"La iglesia está de bote en bote: el colegio en
pleno. Todos apretujados alrededor de una silueta de madera brillante, que
oculta su cuerpo, sus ojos apagados. La Beatrice que recuerdo ya no está y la
que ahora se encuentra dentro de aquella caja de madera es otra Beatrice. Tal
era el misterio de aquella cosa llamada muerte. Sin embargo, lo que he amado en
ella y de ella no ha desaparecido. No se ha esfumado como un soplo demasiado
veloz. Aprieto su diario entre mis manos como una segunda piel.
La misa del funeral la celebra Gandalf. Una vez más. Explica el misterio de la muerte
y habla de un tal Job al que Dios quitó todo y al que Job permaneció fiel, aunque tuvo
el valor de reprochar a Dios su crueldad.
—Y mientras Job grita entre lágrimas, Dios le dice: «¿Dónde estabas tú cuando yo fundaba la tierra? ¿Quién encerró con puertas el mar? ¿Has tú mandado a la mañana en tus días? ¿Has mostrado al alba su lugar? ¿Por ventura la lluvia tiene padre? ¿O quién engendró las gotas del rocío? ¿Quién preparó al cuervo su caza? ¿Por ventura vuela el gavilán por tu industria, extiende sus alas hacia el Mediodía? Házmelo saber si tienes inteligencia».
Se hace un silencio tras la lectura de Gandalf.

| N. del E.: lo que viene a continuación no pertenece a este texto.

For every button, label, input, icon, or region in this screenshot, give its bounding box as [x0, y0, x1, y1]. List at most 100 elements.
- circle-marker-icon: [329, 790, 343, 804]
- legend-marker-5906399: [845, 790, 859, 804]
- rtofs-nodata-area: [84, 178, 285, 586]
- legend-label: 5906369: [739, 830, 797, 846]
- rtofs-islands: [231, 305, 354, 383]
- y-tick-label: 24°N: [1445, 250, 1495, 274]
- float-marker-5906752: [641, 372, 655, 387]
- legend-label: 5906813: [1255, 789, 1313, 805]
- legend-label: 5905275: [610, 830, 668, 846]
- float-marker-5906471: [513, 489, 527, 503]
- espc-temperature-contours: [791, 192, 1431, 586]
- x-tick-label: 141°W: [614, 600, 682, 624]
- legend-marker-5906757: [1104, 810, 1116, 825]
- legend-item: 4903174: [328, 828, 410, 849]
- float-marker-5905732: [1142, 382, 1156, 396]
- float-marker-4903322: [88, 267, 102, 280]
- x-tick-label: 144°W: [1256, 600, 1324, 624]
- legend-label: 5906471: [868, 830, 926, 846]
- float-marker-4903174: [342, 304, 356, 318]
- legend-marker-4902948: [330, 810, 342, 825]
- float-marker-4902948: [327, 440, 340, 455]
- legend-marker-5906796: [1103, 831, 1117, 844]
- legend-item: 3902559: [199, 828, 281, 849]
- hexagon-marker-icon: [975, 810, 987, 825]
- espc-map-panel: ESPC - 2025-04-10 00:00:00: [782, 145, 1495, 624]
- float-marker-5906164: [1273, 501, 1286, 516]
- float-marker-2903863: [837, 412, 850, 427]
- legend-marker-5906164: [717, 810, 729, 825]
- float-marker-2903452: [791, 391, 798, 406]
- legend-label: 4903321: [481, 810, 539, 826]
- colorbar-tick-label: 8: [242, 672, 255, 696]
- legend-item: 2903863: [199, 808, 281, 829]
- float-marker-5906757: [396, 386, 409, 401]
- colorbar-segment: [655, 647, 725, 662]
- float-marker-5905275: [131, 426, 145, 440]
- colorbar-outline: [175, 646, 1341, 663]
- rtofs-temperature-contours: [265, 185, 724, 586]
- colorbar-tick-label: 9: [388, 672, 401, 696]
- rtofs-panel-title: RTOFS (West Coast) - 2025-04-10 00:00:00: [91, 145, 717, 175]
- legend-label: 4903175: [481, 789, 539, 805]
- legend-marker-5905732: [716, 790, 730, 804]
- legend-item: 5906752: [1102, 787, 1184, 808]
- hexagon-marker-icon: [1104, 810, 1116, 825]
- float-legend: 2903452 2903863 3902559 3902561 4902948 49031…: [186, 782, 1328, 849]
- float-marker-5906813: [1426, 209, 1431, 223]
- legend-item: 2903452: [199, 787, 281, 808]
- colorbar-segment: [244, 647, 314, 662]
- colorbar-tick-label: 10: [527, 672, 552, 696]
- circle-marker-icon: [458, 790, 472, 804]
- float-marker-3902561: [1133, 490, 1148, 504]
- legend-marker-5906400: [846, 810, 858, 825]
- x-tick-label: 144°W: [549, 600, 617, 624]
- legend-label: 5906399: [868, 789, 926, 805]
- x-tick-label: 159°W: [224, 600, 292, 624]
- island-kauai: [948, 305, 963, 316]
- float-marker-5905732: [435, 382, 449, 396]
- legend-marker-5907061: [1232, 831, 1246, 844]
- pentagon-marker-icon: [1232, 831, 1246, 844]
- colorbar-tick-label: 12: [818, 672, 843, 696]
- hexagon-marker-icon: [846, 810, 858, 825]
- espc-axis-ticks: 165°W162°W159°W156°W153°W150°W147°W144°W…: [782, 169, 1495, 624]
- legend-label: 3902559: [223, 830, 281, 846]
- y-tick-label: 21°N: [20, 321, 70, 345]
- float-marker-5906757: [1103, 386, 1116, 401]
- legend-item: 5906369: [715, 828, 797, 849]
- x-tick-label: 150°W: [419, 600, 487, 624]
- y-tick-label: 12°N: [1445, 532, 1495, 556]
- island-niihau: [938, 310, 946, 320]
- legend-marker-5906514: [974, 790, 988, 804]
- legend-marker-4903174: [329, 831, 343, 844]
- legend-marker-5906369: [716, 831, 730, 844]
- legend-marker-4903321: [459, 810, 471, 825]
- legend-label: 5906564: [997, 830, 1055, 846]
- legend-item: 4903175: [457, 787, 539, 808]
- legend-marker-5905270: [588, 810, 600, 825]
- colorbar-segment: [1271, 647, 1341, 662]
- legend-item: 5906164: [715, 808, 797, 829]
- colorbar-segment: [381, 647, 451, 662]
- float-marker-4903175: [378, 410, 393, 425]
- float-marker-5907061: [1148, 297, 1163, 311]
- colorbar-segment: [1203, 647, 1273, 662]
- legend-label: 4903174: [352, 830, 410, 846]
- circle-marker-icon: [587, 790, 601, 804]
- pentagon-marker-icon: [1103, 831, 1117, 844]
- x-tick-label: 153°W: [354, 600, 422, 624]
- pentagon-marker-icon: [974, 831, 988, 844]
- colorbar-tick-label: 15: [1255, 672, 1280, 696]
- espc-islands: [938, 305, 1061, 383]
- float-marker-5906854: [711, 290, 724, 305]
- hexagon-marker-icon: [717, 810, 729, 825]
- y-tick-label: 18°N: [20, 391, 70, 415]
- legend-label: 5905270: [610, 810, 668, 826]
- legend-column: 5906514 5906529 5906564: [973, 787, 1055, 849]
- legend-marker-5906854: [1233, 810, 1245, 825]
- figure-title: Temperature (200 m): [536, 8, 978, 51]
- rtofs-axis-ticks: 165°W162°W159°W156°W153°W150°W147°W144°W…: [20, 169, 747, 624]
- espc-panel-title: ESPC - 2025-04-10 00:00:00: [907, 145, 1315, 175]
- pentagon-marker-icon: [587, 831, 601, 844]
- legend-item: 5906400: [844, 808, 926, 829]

—Como Job, hoy nosotros le gritamos a Dios nuestro enojo: no aceptamos lo que ha decidido hacer, no lo aceptamos, y eso es humano. Pero Dios nos pide que confiemos en él. Esta es la única solución al misterio del dolor y de la muerte: la confianza en su amor. Y esto es divino, un don divino. Y no ha de asustarnos nuestra imposibilidad de concedérsela ahora. Es más, tenemos que decírselo claramente: ¡no lo aceptamos!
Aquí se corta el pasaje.